In 2006 he starred in the BBC's Just The Two of Us when he was paired with Atomic Kitten's Natasha Hamilton. It's brought about a change of direction and led to his appearing in Priscilla Queen of the Desert in the West End and a production of My Fair Lady. But, growing up in Liverpool, Mark is no stranger to music.
"I was brought up on Motown and The Beatles. The biggest thing for us was Black American music and Soul. My mum had great rhythm," recalls Mark.
"I wasn't a great dancer, but I did have great rhythm. I started out at the age of five or six doing plays in school. The teachers must have seen something in me and they started giving me lead roles. I had a great drama teacher called Peter Casey and he got me a BBC audition for a Willy Russell play. Then I started doing plays at the Unity Theatre and the Everyman in Liverpool and worked with lots of local theatre groups.

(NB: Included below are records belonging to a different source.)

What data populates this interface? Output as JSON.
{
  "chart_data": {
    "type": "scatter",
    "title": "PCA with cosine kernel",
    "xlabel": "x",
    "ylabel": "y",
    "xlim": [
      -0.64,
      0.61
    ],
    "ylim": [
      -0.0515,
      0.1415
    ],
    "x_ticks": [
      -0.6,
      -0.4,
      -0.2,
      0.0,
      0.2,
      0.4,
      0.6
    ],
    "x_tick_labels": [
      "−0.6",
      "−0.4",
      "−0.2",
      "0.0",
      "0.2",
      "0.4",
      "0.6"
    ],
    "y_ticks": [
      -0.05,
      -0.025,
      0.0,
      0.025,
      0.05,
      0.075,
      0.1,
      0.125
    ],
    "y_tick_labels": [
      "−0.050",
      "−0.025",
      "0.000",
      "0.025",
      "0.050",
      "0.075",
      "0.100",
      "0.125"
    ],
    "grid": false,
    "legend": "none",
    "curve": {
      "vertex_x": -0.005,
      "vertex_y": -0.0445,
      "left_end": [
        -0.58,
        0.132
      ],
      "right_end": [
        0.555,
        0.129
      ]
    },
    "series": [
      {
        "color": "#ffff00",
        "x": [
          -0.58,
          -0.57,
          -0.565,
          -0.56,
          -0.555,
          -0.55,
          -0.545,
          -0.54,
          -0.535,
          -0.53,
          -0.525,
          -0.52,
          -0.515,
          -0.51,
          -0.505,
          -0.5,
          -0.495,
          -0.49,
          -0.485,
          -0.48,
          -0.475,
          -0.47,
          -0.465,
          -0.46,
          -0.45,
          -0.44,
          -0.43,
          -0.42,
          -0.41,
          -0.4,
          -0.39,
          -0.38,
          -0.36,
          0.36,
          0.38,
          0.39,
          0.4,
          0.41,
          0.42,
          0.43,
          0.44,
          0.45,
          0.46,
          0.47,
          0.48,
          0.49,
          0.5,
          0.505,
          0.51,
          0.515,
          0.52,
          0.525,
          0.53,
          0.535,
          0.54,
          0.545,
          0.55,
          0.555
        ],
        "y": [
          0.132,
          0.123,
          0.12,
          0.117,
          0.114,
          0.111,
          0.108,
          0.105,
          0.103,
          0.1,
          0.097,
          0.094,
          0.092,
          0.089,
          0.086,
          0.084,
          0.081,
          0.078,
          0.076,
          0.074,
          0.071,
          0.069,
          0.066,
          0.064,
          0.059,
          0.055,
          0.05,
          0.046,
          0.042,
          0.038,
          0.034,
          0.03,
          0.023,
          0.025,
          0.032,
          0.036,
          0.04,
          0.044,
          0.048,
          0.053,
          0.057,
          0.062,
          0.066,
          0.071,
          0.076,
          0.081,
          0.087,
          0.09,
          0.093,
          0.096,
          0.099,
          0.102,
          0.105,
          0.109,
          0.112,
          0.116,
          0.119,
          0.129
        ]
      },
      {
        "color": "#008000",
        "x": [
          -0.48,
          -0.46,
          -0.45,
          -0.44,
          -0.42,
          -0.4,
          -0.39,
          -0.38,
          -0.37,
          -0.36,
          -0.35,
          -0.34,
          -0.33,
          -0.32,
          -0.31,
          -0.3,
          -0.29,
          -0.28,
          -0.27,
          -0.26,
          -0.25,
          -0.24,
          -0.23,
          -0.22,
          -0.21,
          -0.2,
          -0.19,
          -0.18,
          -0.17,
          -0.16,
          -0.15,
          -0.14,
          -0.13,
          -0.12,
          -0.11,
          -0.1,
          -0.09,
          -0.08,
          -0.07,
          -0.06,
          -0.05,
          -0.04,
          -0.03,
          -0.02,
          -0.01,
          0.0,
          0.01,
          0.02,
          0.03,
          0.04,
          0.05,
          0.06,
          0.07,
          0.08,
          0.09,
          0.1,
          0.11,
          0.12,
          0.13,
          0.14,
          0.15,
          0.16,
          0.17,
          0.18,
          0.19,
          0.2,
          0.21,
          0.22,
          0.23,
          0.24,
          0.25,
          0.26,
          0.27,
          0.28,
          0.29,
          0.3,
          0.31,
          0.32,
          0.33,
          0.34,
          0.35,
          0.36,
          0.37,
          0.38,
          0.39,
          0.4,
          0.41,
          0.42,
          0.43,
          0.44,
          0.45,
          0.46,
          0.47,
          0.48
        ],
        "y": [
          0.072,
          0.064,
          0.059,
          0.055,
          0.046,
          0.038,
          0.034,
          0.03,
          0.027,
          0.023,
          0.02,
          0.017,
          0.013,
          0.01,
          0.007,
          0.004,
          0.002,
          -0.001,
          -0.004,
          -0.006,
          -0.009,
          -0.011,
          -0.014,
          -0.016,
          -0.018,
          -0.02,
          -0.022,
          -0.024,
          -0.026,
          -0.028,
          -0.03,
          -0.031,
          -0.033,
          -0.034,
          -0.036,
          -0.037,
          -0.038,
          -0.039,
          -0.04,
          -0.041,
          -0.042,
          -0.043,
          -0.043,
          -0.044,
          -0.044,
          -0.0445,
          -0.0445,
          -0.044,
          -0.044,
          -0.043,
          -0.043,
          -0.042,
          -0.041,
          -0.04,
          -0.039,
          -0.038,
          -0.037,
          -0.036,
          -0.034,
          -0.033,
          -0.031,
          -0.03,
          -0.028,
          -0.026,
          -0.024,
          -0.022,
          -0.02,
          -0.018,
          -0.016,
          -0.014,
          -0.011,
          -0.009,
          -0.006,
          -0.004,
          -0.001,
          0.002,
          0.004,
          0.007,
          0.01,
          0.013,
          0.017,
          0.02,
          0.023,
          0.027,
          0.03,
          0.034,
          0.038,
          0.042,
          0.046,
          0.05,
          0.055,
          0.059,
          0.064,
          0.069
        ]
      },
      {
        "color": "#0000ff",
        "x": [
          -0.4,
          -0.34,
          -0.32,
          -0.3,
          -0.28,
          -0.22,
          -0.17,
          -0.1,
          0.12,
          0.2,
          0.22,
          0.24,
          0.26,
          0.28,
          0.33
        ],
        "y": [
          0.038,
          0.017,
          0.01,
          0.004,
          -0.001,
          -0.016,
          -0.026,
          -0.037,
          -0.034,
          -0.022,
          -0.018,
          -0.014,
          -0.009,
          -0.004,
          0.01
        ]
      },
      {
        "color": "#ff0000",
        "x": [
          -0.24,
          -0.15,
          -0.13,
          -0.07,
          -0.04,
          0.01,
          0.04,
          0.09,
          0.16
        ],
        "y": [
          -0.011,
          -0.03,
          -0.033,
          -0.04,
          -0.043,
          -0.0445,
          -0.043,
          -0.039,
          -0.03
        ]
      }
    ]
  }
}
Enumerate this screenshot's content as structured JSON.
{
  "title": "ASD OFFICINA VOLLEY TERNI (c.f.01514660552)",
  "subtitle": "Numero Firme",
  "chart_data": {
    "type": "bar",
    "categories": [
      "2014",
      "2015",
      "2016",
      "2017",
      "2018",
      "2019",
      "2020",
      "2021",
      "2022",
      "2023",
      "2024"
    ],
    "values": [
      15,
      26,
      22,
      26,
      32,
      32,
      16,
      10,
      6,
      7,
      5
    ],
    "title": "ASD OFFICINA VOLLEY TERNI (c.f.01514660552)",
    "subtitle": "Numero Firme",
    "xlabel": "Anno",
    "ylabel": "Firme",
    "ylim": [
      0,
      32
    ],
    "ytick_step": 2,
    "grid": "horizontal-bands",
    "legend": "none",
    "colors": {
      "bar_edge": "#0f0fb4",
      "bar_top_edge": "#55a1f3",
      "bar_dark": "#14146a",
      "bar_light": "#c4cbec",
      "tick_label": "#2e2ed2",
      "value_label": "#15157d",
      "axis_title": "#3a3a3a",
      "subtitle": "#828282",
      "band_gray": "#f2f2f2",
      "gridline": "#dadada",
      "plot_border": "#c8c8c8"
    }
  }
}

"The experiences really gave me a great grounding, but I went off and did a proper job first and worked for my cousin in a factory while doing unpaid work as an actor."
The Royle Family's Jim, Ricky Tomlinson, was his first agent, "and the rest is history," says Mark.
"The last few years have been spent doing regular roles in TV.
I started my career in theatre and I've come back to it again, after leaving Holby.
"It's so much more fun and I get better job satisfaction. I've always been a bit of a singer and people heard me singing on Just The Two of Us and I started getting considered for musicals.
"It kick started a musical career. I think you need to be quite well-known on TV for casting directors to bring you on in the first place.
"This is the most physically demanding show I've ever done... I've already lost about two stone. But the Dolly Parton music is fantastic. I get to do a great comedy song, Here For You. The show really does bounce along – it's pacy and colourful."
9 to 5: The Musical is at the Princess Theatre, Torquay from February 18-23 and the Hall for Cornwall, Truro, from March 11-16.